All’inizio si era detto di Dio Causa agente, ora Dante dice che Dio è anche Fine, causa finale cui tende
ogni essere: proprio perché tale, ogni essere tende naturalmente a Dio, a suo modo “a diversi porti” in
rapporto al “gran mar de l’essere”, mare come metafora dell’universo; ed esemplifica questo tendere a
Dio proprio come il fuoco tende verso l’alto “inver’ la luna”; si tratta insomma della dottrina delle
quattro cause, due esterne, Dio, agente e fine; due interne, materia e forma, il sinolo o causa materiale e
causa formale, come dicono gli scolastici.
Se dunque anche gli esseri inanimati tendono costantemente a Dio, e tutto tende verso l’immobile
Empireo, nel quale si muove ogni altro cielo, e “lì, come a sito decreto, cen porta la virtù” divina, ben
diversa deve essere la consapevolezza di questo tendere da parte degli esseri dotati di “intelletto e
amore”; e tuttavia, angeli e uomini, essendo dotati di libero arbitrio, come spesso accade alla materia
sorda alla virtù dell’artista, così essi hanno “podere/ di piegar... in altra parte”, “torto da falso piacere”;
come del resto accade anche che il fulmine scenda anziché salire. Allora dunque “non dei più ammirar...

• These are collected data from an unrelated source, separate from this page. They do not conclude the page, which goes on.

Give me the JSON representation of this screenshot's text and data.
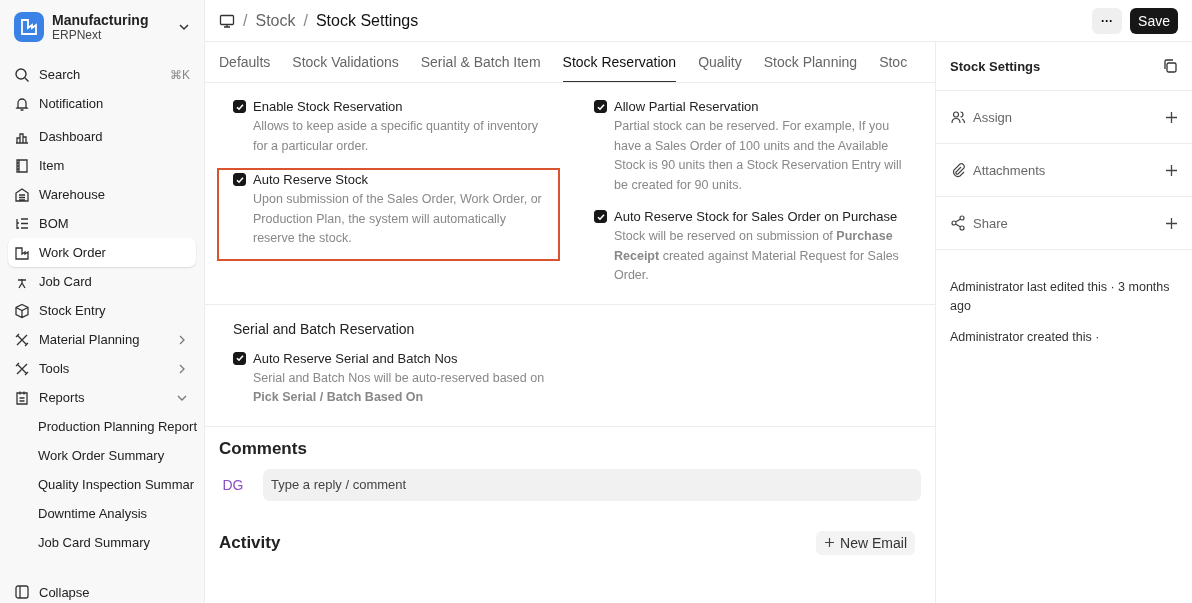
{
  "app": {
    "name": "Manufacturing",
    "subtitle": "ERPNext"
  },
  "sidebar": {
    "search": {
      "label": "Search",
      "shortcut": "⌘K"
    },
    "items": [
      {
        "label": "Notification",
        "selected": false
      },
      {
        "label": "Dashboard",
        "selected": false
      },
      {
        "label": "Item",
        "selected": false
      },
      {
        "label": "Warehouse",
        "selected": false
      },
      {
        "label": "BOM",
        "selected": false
      },
      {
        "label": "Work Order",
        "selected": true
      },
      {
        "label": "Job Card",
        "selected": false
      },
      {
        "label": "Stock Entry",
        "selected": false
      },
      {
        "label": "Material Planning",
        "selected": false,
        "kind": "group",
        "expanded": false
      },
      {
        "label": "Tools",
        "selected": false,
        "kind": "group",
        "expanded": false
      },
      {
        "label": "Reports",
        "selected": false,
        "kind": "group",
        "expanded": true,
        "children": [
          {
            "label": "Production Planning Report"
          },
          {
            "label": "Work Order Summary"
          },
          {
            "label": "Quality Inspection Summar"
          },
          {
            "label": "Downtime Analysis"
          },
          {
            "label": "Job Card Summary"
          }
        ]
      }
    ],
    "collapse": "Collapse"
  },
  "breadcrumb": [
    {
      "separator": "/",
      "label": "Stock"
    },
    {
      "separator": "/",
      "label": "Stock Settings"
    }
  ],
  "actions": {
    "more": "···",
    "save": "Save"
  },
  "tabs": [
    {
      "label": "Defaults",
      "selected": false
    },
    {
      "label": "Stock Validations",
      "selected": false
    },
    {
      "label": "Serial & Batch Item",
      "selected": false
    },
    {
      "label": "Stock Reservation",
      "selected": true
    },
    {
      "label": "Quality",
      "selected": false
    },
    {
      "label": "Stock Planning",
      "selected": false
    },
    {
      "label": "Stoc",
      "selected": false
    }
  ],
  "sections": [
    {
      "columns": [
        [
          {
            "kind": "checkbox",
            "label": "Enable Stock Reservation",
            "checked": true,
            "highlighted": false,
            "description": "Allows to keep aside a specific quantity of inventory for a particular order."
          },
          {
            "kind": "checkbox",
            "label": "Auto Reserve Stock",
            "checked": true,
            "highlighted": true,
            "description": "Upon submission of the Sales Order, Work Order, or Production Plan, the system will automatically reserve the stock."
          }
        ],
        [
          {
            "kind": "checkbox",
            "label": "Allow Partial Reservation",
            "checked": true,
            "highlighted": false,
            "description": "Partial stock can be reserved. For example, If you have a Sales Order of 100 units and the Available Stock is 90 units then a Stock Reservation Entry will be created for 90 units."
          },
          {
            "kind": "checkbox",
            "label": "Auto Reserve Stock for Sales Order on Purchase",
            "checked": true,
            "highlighted": false,
            "description": "Stock will be reserved on submission of **Purchase Receipt** created against Material Request for Sales Order."
          }
        ]
      ]
    },
    {
      "title": "Serial and Batch Reservation",
      "columns": [
        [
          {
            "kind": "checkbox",
            "label": "Auto Reserve Serial and Batch Nos",
            "checked": true,
            "highlighted": false,
            "description": "Serial and Batch Nos will be auto-reserved based on **Pick Serial / Batch Based On**"
          }
        ]
      ]
    }
  ],
  "comments": {
    "title": "Comments",
    "avatar": "DG",
    "placeholder": "Type a reply / comment"
  },
  "activity": {
    "title": "Activity",
    "button": "New Email"
  },
  "side_panel": {
    "title": "Stock Settings",
    "rows": [
      {
        "label": "Assign"
      },
      {
        "label": "Attachments"
      },
      {
        "label": "Share"
      }
    ],
    "log": [
      "Administrator last edited this · 3 months ago",
      "Administrator created this ·"
    ]
  }
}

lo tuo salir”, naturale ormai il salire, come naturale è che l’acqua d’un rivo “d’alto monte scende giuso
ad imo”. Al contrario, ormai “maraviglia sarebbe in te se, privo/ d’mpedimento, giù ti fossi assiso,/
com’ a terra quïete in foco vivo”. Ecco il primo effetto del “trasumanar”, salire naturalmente, anziché
scendere per forza di gravità. “Quinci rivolse inver’ lo cielo il viso”, a significare che volgere lo sguardo
verso il cielo è la forza motrice, veicolo per salire, per entrambi: lei con sguardo diretto, lui di riflesso.